As to the question of the context in which we present our own work, I can only offer that when an artist sells his work, he is really selling himself. Of course everyone must start somewhere (and all the best stories have humble beginings) but if an artist presents himself as polished, professional, and deserving of the best representation, that is what he will get. If, on the other hand, he settles for a collective where his work is smothered by amateur watercolors from the local senior center, that image becomes equally manifest in his career. This is not to say that the best of us cannot suffer setbacks regardless of how we present ourselves or with whom we are aligned, but certainly the old adage about character applies to the artist as well: you can tell a lot about a man by the company he keeps. And so too it goes for all of his associations.
November 2nd, 2009 at 6:26 pm
Wow…….There certainly is some beautifully, artistically expressed thoughts here on this topic. I so enjoyed the poetic posts that many of the points were lost in the enjoyment of the writing. I really have not a clue as to who most of you are in life. You could be internationally known writers or complete unknowns but I enjoyed it just the same. I’ve often wished I could write so well.
Just an ordinary person paying attention. ;0)
November 2nd, 2009 at 8:11 pm
Christy, Andrew is an amazing artist - check out his work at http://www.andrewdenman.com. And your post is wonderful - made me smile.
Andrew et alia, maybe artists are children who never quite grow up. I know I’m fascinated by critters of all kinds - even a moth, a bee, I can look at for a long time. I have loads of photographs of insects, spiders, and so on which I’m sure any sane, levelheaded person would wonder why the hell I took. But they’re beautiful bits of life and I can’t pass them up! Yesterday I was overtaken by some vivid orange lichen on a concrete post, fergawdsakes. A week ago at an agility trial in Idaho Falls someone had found a newt / salamander under some hay in a barn stall - I had to hold it and look at it for a while (even though surrounded by the bedlam and entertainment of dogs and agility everywhere) - it was so unexpected and out of context.
November 2nd, 2009 at 8:31 pm
You weren’t kidding about Andrew being an amazing artist Julie!
I am fond of your Golden Eagle Andrew but I Love the picture on your home page.
November 4th, 2009 at 9:59 pm
Nothing tickles me more than seeing critters do silly things. Tonight sitting on the deck after dark - wrapped in my blanket, I watched a raccoon climb up a skinny pole to the suet in the bird feeders. Grabbed a bunch of the stuff with his paws and down to the ground to lick it all off. Then - just now I was again outside and I see something I thought was a cat strutting through the yard - but wait - it’s not a cat - its a little red fox! Haven’t seen them around for a couple of years! Woo hoo! (I’m easily amused).

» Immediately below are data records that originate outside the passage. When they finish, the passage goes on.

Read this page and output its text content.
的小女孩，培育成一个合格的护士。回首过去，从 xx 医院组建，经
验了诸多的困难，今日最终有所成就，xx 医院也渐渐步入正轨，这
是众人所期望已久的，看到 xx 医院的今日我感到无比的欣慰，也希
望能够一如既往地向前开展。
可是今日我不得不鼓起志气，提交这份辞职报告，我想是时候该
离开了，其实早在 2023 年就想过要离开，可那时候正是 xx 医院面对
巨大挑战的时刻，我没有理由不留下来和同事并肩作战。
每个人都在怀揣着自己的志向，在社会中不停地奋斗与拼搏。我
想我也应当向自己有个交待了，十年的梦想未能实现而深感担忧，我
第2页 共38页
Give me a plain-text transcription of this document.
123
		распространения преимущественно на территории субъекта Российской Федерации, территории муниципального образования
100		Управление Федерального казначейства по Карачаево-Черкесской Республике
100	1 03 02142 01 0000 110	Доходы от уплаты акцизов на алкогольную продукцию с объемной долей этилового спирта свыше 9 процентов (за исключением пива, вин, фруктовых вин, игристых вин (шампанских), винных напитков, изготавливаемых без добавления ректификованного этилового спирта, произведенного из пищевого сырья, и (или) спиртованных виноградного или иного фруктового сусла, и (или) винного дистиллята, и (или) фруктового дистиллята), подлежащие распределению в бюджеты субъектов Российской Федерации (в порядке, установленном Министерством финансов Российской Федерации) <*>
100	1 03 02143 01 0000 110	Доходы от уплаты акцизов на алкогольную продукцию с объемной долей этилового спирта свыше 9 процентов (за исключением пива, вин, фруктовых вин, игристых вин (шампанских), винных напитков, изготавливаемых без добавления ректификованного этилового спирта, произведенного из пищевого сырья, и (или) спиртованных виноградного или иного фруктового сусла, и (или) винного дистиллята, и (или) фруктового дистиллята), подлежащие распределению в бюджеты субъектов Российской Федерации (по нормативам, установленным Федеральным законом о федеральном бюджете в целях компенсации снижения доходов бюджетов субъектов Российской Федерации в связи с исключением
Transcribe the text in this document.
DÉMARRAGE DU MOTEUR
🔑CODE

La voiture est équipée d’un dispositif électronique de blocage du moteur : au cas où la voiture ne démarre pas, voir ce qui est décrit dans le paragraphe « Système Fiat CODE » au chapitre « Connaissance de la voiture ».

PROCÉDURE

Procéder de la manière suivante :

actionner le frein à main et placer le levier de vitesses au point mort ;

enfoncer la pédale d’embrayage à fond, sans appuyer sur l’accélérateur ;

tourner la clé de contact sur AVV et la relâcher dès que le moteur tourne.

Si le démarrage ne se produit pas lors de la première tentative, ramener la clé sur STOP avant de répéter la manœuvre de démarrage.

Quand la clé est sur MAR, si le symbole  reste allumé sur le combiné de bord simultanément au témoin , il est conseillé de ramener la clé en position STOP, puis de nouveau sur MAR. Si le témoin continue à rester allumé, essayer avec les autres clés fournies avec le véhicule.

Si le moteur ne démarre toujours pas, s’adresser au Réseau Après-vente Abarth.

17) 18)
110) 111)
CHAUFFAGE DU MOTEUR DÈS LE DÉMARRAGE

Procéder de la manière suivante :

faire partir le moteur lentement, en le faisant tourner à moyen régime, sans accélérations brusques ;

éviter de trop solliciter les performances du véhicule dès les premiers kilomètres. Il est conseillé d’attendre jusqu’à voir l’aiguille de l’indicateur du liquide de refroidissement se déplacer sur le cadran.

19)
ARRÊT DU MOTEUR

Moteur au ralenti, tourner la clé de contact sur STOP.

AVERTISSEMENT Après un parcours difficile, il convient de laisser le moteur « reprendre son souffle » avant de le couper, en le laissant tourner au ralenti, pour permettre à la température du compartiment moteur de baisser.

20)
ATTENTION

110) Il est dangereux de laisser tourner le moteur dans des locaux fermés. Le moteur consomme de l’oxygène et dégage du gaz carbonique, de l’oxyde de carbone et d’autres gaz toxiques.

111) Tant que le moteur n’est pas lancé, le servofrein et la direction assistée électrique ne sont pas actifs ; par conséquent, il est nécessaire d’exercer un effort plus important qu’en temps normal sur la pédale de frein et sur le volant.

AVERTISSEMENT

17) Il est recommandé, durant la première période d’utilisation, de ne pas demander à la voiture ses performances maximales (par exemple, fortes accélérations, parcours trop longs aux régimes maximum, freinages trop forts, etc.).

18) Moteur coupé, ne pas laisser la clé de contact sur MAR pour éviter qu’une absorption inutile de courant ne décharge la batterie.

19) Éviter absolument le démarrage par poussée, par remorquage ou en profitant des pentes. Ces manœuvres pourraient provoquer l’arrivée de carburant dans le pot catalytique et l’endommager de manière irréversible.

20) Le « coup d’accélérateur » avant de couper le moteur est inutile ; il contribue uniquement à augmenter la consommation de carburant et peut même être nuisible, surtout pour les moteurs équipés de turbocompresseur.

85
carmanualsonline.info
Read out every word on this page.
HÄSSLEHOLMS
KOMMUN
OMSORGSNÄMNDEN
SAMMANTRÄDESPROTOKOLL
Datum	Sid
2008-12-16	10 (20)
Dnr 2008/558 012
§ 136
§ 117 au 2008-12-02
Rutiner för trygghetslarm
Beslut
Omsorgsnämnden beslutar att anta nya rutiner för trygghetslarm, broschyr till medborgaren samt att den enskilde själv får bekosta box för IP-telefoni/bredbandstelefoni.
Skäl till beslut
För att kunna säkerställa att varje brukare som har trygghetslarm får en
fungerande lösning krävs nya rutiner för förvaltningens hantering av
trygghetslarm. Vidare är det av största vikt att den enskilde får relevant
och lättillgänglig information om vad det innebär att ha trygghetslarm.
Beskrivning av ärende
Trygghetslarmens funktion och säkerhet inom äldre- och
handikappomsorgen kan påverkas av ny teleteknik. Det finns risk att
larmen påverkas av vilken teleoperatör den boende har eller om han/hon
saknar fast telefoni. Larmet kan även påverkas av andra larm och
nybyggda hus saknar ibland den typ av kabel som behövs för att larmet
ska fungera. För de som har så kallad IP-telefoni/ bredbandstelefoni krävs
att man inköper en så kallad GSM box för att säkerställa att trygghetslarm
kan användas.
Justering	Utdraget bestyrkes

Ever go outside after dark and just sit quietly and watch what happens?
November 5th, 2009 at 7:45 pm
Marti, that’s why I’m saying artists are still little kids at heart! Caterpillars, spiders, elk, horses, dogs, ant lion traps - I don’t care, it’s ALL fascinating!
November 7th, 2009 at 10:00 am
Just caught the “bird seed thief” and have posted his picture on my blog. Hope you all enjoy it.